GPD performs well in data-scarce scenarios, with a performance improvement of 7.87%

In order to evaluate the effectiveness of the proposed framework, the study conducted experiments on two types of classic spatiotemporal prediction tasks: crowd flow prediction and traffic speed prediction. The study showed thatGPD performs well in data-scarce scenarios, improving on average 7.87% over the best baseline on four datasets.

Comparison of GPD against state-of-the-art baselines on 4 datasets

In the Washington, DC, Baltimore, Los Angeles, and Chengdu datasets, GPD's mean absolute error (MAE) is reduced by 4.31%, 17.1%, 2.1%, and 8.17%, respectively, compared to the best baseline method marked with lines in the table above. This shows thatGPD consistently performs well in different data scenarios and achieves effective knowledge transfer at the neural network parameter level.
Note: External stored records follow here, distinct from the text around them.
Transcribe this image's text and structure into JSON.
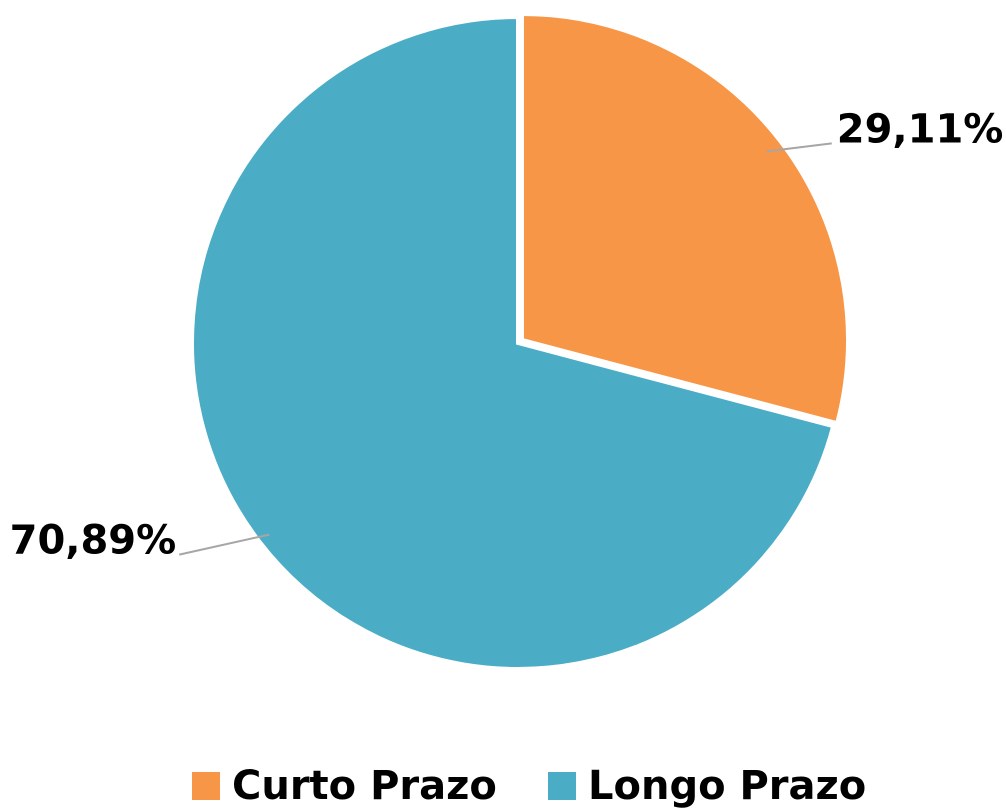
{
  "chart_data": {
    "type": "pie",
    "categories": [
      "Curto Prazo",
      "Longo Prazo"
    ],
    "values": [
      29.11,
      70.89
    ],
    "value_labels": [
      "29,11%",
      "70,89%"
    ],
    "colors": [
      "#F79646",
      "#4BACC6"
    ],
    "legend": "bottom"
  }
}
Performance comparison of different spatiotemporal prediction models

In addition, this study also verified the flexibility of the GPD framework in adapting to different spatiotemporal prediction models. In addition to the classic spatiotemporal graph method STGCN, this study also introduced GWN and STID as spatiotemporal prediction models and used the diffusion model to generate their network parameters. Experimental results show thatThe superiority of the framework is not affected by the model selection, so it can be adapted to various advanced models.

Accelerate the creation of "Realistic 3D China"
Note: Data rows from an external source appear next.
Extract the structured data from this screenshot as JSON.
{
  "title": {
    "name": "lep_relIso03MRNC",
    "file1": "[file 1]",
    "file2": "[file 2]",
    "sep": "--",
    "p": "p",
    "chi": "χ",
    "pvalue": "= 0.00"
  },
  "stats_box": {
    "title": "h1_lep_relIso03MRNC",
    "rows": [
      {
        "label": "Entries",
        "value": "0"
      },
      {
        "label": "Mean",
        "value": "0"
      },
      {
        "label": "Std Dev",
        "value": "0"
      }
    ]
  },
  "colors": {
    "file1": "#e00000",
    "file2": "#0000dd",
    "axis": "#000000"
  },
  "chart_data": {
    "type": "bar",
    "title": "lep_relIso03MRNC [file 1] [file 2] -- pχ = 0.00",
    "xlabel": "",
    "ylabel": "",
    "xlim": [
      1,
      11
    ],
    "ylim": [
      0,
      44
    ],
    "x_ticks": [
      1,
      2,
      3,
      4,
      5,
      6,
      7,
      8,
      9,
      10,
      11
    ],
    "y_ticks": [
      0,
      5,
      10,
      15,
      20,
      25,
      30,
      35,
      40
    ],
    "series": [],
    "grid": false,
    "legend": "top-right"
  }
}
In recent years, with the acceleration of the construction of emerging infrastructure, the problem of collecting spatiotemporal data has been alleviated to a large extent. In addition, with the successful application of few-sample learning methods such as the above-mentioned ones, urban spatiotemporal big data platforms that are adapted to local conditions have been implemented in more and more cities.

A report in People's Daily in May 2023 showed that the self-guarantee rate of domestic satellite remote sensing images reached more than 90%; the 1:50000 basic geographic information database was dynamically updated on an annual basis, and the land coverage rate of 1:10000 basic geographic information data reached 65%.

According to reports, the real-life 3D China has been incorporated into the overall layout plan for the construction of Digital China and has been fully launched. The state and provinces, cities and counties have jointly promoted the construction of real-life 3D at the terrain, city and component levels, and the product coverage has extended from the land surface to the ocean, underwater and underground. At present, the construction results of the real-life 3D China have been connected to the basic information platform of national land space in real time, and are used in the verification of the data reported by the third national land survey, the extraction of change spots in the land change survey, the demonstration and program deduction of the compilation of national land space planning, etc.

By May 2023, 40 smart city spatiotemporal big data platforms will be completed.It has developed more than 400 industry application systems for natural resource monitoring and management, urban refined management, transportation and market supervision, etc., providing real-time, rich, comprehensive and authoritative spatial and temporal infrastructure support for urban refined management, economic development and public life.

What is certain is that under the general background of "Digital China", the construction of smart cities with the goals of livability and sustainable development will continue to deepen, and the importance of spatiotemporal data and spatiotemporal models as the foundation of the city's brain is self-evident. It is believed that with the improvement of data collection capabilities and the iteration of few-sample learning methods, spatiotemporal predictions will become more accurate.